I place Watsonia in this category and, having grown a couple of clumps for many years, I’m relieved when the summer sun pops behind a cloud for an hour or so and the mercury takes a tumble.
Normally, the star-faced tubes in glistening – almost luminous – salmon-apricot will unfold at breakfast time and start to fade by supper. The consolation, however, is that there is an abundance of these tubes on each stem, so the dazzling array is nicely prolonged.
Watsonias, with more than 50 species to their name, hail from grassy slopes and plateaux in South Africa and Madagascar, many of them thriving in the wild in the south-west Cape, eastern Cape, Natal and the Transvaal.
They grow from corms and vary in height from 1ft to 5ft, though the vast majority bought in the UK will be Watsonia pillansii, aka beatricis, or one of the numerous hybrids bred from it.
With its handsome, sword-shaped leaves, this species reaches anywhere between 20in and 48in and loves life in the sun – and that’s the paradox here, with excessive heat and sunshine considerably reducing its flower power.
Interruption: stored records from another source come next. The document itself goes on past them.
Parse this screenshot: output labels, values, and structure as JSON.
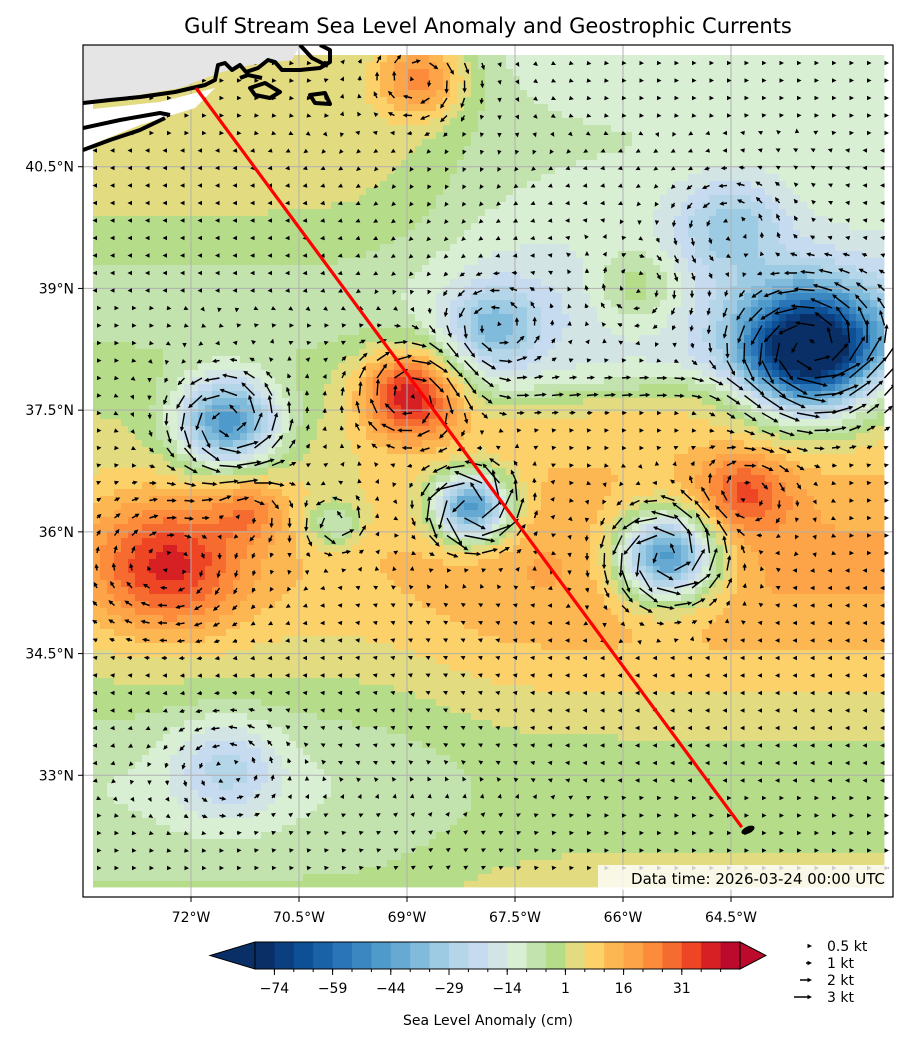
{
  "title": "Gulf Stream Sea Level Anomaly and Geostrophic Currents",
  "data_time_label": "Data time: 2026-03-24 00:00 UTC",
  "chart_data": {
    "type": "contour",
    "title": "Gulf Stream Sea Level Anomaly and Geostrophic Currents",
    "x_ticks": [
      {
        "value": -72,
        "label": "72°W"
      },
      {
        "value": -70.5,
        "label": "70.5°W"
      },
      {
        "value": -69,
        "label": "69°W"
      },
      {
        "value": -67.5,
        "label": "67.5°W"
      },
      {
        "value": -66,
        "label": "66°W"
      },
      {
        "value": -64.5,
        "label": "64.5°W"
      }
    ],
    "y_ticks": [
      {
        "value": 40.5,
        "label": "40.5°N"
      },
      {
        "value": 39,
        "label": "39°N"
      },
      {
        "value": 37.5,
        "label": "37.5°N"
      },
      {
        "value": 36,
        "label": "36°N"
      },
      {
        "value": 34.5,
        "label": "34.5°N"
      },
      {
        "value": 33,
        "label": "33°N"
      }
    ],
    "xlim": [
      -73.5,
      -62.25
    ],
    "ylim": [
      31.5,
      42.0
    ],
    "grid": true,
    "colorbar": {
      "label": "Sea Level Anomaly (cm)",
      "levels_min": -79,
      "levels_step": 5,
      "tick_labels": [
        "−74",
        "−59",
        "−44",
        "−29",
        "−14",
        "1",
        "16",
        "31"
      ],
      "tick_values": [
        -74,
        -59,
        -44,
        -29,
        -14,
        1,
        16,
        31
      ],
      "colors": [
        "#0a2f66",
        "#0b3f80",
        "#0d5096",
        "#1a62a8",
        "#2a74b8",
        "#3a87c2",
        "#4e9acb",
        "#66aad3",
        "#80bbdc",
        "#9ccbe3",
        "#b4d6e8",
        "#c6dbef",
        "#d2e4e4",
        "#d9efd4",
        "#c2e3ad",
        "#b5dc88",
        "#e2db80",
        "#fdd16a",
        "#fdb752",
        "#fca447",
        "#fc8c3c",
        "#f56b30",
        "#ee4524",
        "#d62024",
        "#bb0a2c"
      ],
      "extend": "both"
    },
    "eddies_sla_cm": [
      {
        "lon": -68.95,
        "lat": 37.7,
        "amp": 42,
        "r": 0.55
      },
      {
        "lon": -71.5,
        "lat": 37.35,
        "amp": -48,
        "r": 0.55
      },
      {
        "lon": -68.1,
        "lat": 36.3,
        "amp": -58,
        "r": 0.42
      },
      {
        "lon": -65.4,
        "lat": 35.7,
        "amp": -62,
        "r": 0.55
      },
      {
        "lon": -63.4,
        "lat": 38.2,
        "amp": -80,
        "r": 0.75
      },
      {
        "lon": -72.3,
        "lat": 35.6,
        "amp": 28,
        "r": 0.8
      },
      {
        "lon": -68.8,
        "lat": 41.6,
        "amp": 25,
        "r": 0.5
      },
      {
        "lon": -65.8,
        "lat": 39.0,
        "amp": 16,
        "r": 0.5
      },
      {
        "lon": -67.8,
        "lat": 38.5,
        "amp": -22,
        "r": 0.5
      },
      {
        "lon": -64.5,
        "lat": 39.8,
        "amp": -20,
        "r": 0.6
      },
      {
        "lon": -71.5,
        "lat": 33.1,
        "amp": -18,
        "r": 0.6
      },
      {
        "lon": -70.0,
        "lat": 36.1,
        "amp": -18,
        "r": 0.3
      },
      {
        "lon": -64.3,
        "lat": 36.5,
        "amp": 20,
        "r": 0.5
      },
      {
        "lon": -71.2,
        "lat": 36.3,
        "amp": 15,
        "r": 0.4
      }
    ],
    "track": [
      {
        "lon": -71.93,
        "lat": 41.47
      },
      {
        "lon": -64.35,
        "lat": 32.36
      }
    ],
    "track_color": "#ff0000",
    "quiver_key": [
      {
        "speed_kt": 0.5,
        "label": "0.5 kt"
      },
      {
        "speed_kt": 1,
        "label": "1 kt"
      },
      {
        "speed_kt": 2,
        "label": "2 kt"
      },
      {
        "speed_kt": 3,
        "label": "3 kt"
      }
    ],
    "land_color": "#e5e5e5"
  }
}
Although perennial, watsonias are not entirely hardy, though my plants have come through our occasional bone-chilling winters here in the south-west to fight another season.
For gardeners “up north” where the risk of frost is commonplace, I’d recommend planting the corms in pots plunged straight into their site and lifting in late autumn to the comfort of a greenhouse or a frost-free shed.
The larger of my clumps currently has an impressive 20 stems, the best effort to date, so it has clearly relished the sizzling July in helping to build up bud strength.
Other than being sun-lovers, these southern hemisphere glories are content in any soil and you’ll find a few species listed in specialist catalogues. As for your local garden centre – it’s a possibility, but no guarantees.
Which reminds me – I must look out for hybrids that are mauve, red or white as a striking contrast to my present lodgers.
Incidentally, some of the species’ names are a challenge to remember and to get your tongue around, such as Watsonias fourcadei (5ft), knysnana (3ft), versfeldii (4ft) and vanderspuyae (4ft).
Although I cannot be certain – and I’m no Latin scholar! – I’ve a feeling the last-named was bred by the late Una van der Spuy, a renowned South African plantswoman whose wonderful encyclopedia, Wild Flowers of South Africa for the Garden, regularly gets grabbed from my bookshelf and its pages fervently turned.
✴ Wonderful but ephemeral watsonias: Top and centre – two views of Watsonia pillansii in my garden showing the fading lower blooms; above – a cluster of watsonia hybrids, as illustrated in Una’s encyclopedia.